FERC just issued Order 2222 requiring all RTOs and ISOs to allow distributed energy resources to participate in wholesale markets. I've been reading through it but the technical requirements are pretty complex. The order covers everything from solar+storage to electric vehicle aggregations. Here in Tennessee, we're not in an RTO so this might not directly affect us, but I'm curious if anyone has insights on how this could impact retail rates. TVA has been talking about wholesale market participation for years.
New FERC Order 2222 - anybody understand the implications?

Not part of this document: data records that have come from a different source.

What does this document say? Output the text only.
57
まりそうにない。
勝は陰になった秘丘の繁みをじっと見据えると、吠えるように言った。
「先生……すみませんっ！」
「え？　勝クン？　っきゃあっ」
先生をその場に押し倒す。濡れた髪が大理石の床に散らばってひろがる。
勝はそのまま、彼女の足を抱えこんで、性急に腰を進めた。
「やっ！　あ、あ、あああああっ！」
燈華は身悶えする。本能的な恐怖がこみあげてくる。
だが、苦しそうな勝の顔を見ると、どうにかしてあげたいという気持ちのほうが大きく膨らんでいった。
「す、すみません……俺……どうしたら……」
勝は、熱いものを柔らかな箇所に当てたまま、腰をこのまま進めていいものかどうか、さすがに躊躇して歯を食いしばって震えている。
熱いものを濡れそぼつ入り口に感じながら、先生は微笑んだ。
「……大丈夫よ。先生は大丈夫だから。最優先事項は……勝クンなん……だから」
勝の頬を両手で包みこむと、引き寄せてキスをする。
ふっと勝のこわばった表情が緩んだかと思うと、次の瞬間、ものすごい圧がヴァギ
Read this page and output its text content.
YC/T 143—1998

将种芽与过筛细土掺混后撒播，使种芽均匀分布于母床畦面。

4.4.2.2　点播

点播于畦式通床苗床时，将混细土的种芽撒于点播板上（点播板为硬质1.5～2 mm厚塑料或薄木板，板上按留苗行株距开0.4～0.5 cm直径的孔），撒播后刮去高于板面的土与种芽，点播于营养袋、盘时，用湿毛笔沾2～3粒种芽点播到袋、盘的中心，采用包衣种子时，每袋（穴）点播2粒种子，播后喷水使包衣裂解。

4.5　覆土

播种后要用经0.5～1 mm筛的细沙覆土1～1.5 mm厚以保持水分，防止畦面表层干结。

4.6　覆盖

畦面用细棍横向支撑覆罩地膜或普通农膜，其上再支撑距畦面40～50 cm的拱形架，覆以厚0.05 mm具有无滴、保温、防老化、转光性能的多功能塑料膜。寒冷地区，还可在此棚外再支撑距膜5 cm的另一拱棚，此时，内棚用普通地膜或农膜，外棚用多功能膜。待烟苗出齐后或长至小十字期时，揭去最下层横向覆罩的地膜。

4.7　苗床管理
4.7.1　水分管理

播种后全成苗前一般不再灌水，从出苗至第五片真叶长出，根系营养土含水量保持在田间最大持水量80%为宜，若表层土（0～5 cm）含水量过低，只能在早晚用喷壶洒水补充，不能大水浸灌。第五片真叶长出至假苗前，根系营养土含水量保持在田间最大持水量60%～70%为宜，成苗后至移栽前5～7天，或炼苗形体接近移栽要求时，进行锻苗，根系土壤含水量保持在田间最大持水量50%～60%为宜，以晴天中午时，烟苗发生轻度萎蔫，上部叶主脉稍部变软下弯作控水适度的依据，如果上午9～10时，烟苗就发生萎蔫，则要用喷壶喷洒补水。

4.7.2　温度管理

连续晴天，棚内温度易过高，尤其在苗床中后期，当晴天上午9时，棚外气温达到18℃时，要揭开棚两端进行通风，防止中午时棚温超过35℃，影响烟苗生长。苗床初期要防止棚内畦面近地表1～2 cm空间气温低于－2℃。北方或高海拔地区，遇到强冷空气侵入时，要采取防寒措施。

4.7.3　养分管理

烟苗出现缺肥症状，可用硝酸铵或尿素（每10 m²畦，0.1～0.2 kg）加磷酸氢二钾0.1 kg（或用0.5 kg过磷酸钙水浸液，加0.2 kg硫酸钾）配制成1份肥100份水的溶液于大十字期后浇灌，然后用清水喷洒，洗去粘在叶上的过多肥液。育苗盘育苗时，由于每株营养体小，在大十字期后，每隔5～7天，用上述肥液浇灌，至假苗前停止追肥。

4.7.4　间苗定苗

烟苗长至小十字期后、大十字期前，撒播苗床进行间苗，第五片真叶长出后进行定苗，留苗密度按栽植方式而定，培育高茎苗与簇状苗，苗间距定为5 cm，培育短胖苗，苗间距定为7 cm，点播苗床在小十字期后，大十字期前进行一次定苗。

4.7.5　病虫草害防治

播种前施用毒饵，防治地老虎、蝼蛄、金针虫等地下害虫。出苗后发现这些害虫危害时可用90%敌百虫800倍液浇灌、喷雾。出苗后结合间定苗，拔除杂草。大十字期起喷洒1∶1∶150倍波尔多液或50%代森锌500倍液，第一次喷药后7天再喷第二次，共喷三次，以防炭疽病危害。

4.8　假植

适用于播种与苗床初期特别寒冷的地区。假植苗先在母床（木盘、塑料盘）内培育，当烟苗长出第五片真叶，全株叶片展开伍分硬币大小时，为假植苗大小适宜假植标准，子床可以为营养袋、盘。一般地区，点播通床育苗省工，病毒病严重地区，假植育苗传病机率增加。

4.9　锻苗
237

Terry, this is huge for those of us in ISO-NE territory. The order requires compliance within 270 days, but implementation will probably take 2-3 years. The interesting part is it allows aggregated DER resources as small as 100kW to bid into energy and ancillary services markets. For larger commercial customers with solar+storage, this could create new revenue streams that weren't available before. Eversource has been dragging their feet on interconnection, but this might force faster approvals.
Vince is right about the revenue opportunities. In PJM territory, we're already seeing some large customers explore this. The challenge is the operational complexity - you need real-time telemetry, 4-second response capabilities, and sophisticated control systems. Most behind-the-meter resources aren't set up for wholesale market participation. Derek, Georgia Power isn't in an RTO either, so you're in the same boat as Terry with TVA.